Porque eu entrei na UVE?

Texto do uveano João Vítor Martins:

Talvez porque eu tenha pouco acúmulo na UVE, sobre extensão, sobre educação emancipatória e dialógica ou sobre a própria experiência universitária, pensar a UVE em si seja um aglomerado infinito de perguntas. O que é a UVE? O que faço na UVE? Quais são minhas expectativas? Com que posso contribuir? Quais as transformações que a UVE vai e já me proporcionou? Como lidar com os embates constantes desde o processo de pensar atividades, como na Horta, como na própria idéia de construção horizontal tão ligado e necessário na extensão? O que é extensão? Qual papel devo assumir para contribuir nessa construção coletiva? E a própria reflexão se realmente existe respostas para essas perguntas e como (e se) vou (vamos) alcançar.

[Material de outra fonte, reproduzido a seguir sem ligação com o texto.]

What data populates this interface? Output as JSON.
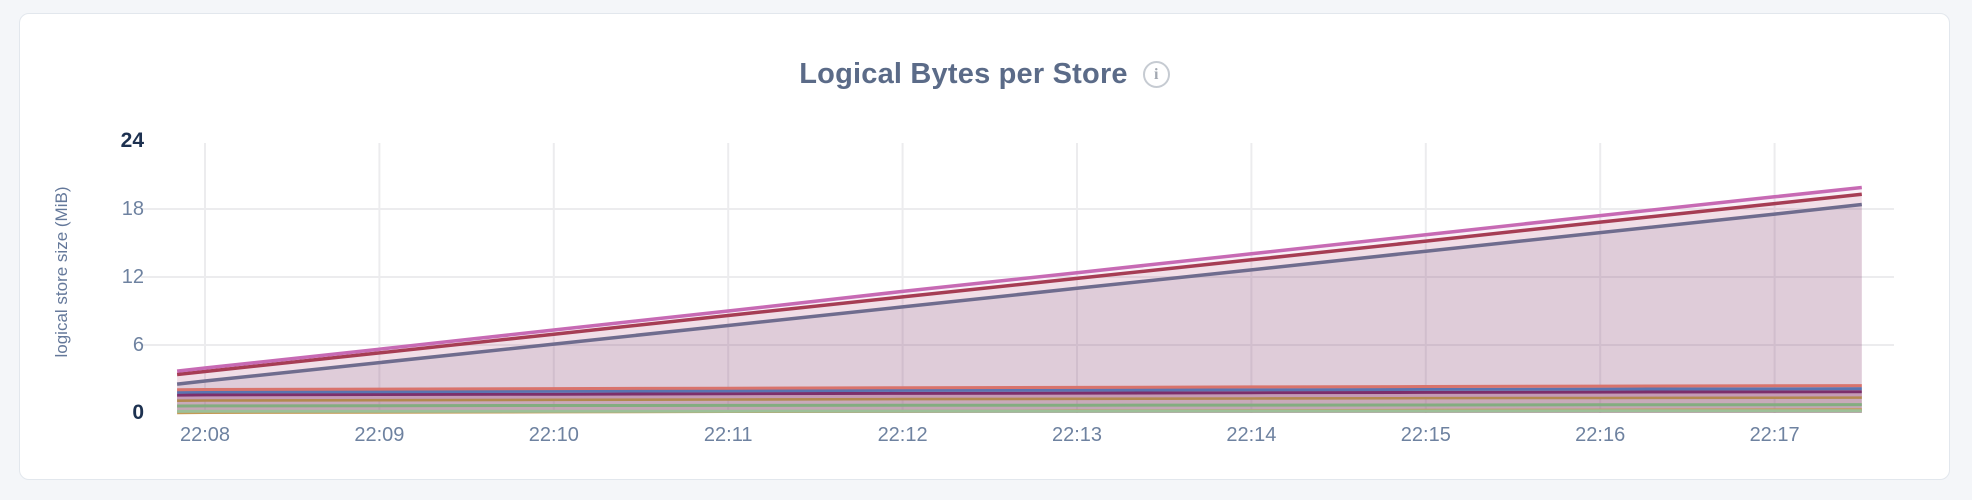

Entrei esse semestre e seria muuuita pretensão minha já conseguir tecer essas respostas. Acho que a inquietação que posso falar com talvez mais propriedade seja o porque entrei na UVE, mas ainda essa é cheia de confusões. Devia exercer com mais freqüência essa reflexão, dos motivos que me levaram a tomar decisões como me envolver em projetos, mas pensando agora acho que a dificuldade e a falta de respostas claras levem a não exercitá-la. Pensei, pensei, pensei, pensei. Acabei saindo com milhares de perguntas e nenhuma resposta aparente. Mas sempre sinto como se a palavra que (possa talvez) resumir seja “inquietação”. Com a universidade (a sonhada univerCidade), com o curso, com as pessoas, com as construções coletivas que me envolvi, com os propostos tidos como revolucionários, com as pretensões transformadoras, com a falta de reflexão, com as pessoas se jogando falando verdades sem cuidado, com as frustrações de me ver preso em um modelo de ensino que não vejo sentido pelos próximos anos, pelos pesos das minhas escolhas e ações, pelo reconhecimento de que no final não sou nada perante tanta coisa, tantas vivências, tantas lutas e tantos tapas na cara, como o meu “eu” interrompe e coloniza processos, discursos e subjetividades.

Então, a extensão surge. A UVE surge. O diálogo surge. A proposta de horizontalidade e respeito a subjetividades como um dos pilares centrais de um projeto surge. O pensar sobre a educação universitária que te engessa e te treina, pelos reconhecimentos seletivos que possibilitam os sujeitos e discursos que ali são aceitos se reproduzirem autopoieticamente num círculo eterno. A construção de uma idéia de emancipação pelo empoderamento. O sair do teu habitát, nos mais variados sentidos que isso possa ter. A reflexão de que uma fala não vai me trazer um puxão, uma reflexão, uma inquietação que nenhuma matéria, nenhuma aula, nenhum artigo.

Não que a UVE seja a santa redentora de todas essas inquietações, posso estar (talvez) perdido mas hoje a UVE representa um sentido, uma possibilidade. Não posso apagar as oportunidades estruturais, as permissões e expectativas seletivas a mim dadas, mas possa transformar isso, (re)(des)construir, ter uma postura diferente tomando essas todas inquietações como motores. E a minha rápida calma sobre todas essas perguntas é que percebo a UVE como o espaço de transformação que minhas inquietações (e eu mesmo) precisavam encontrar.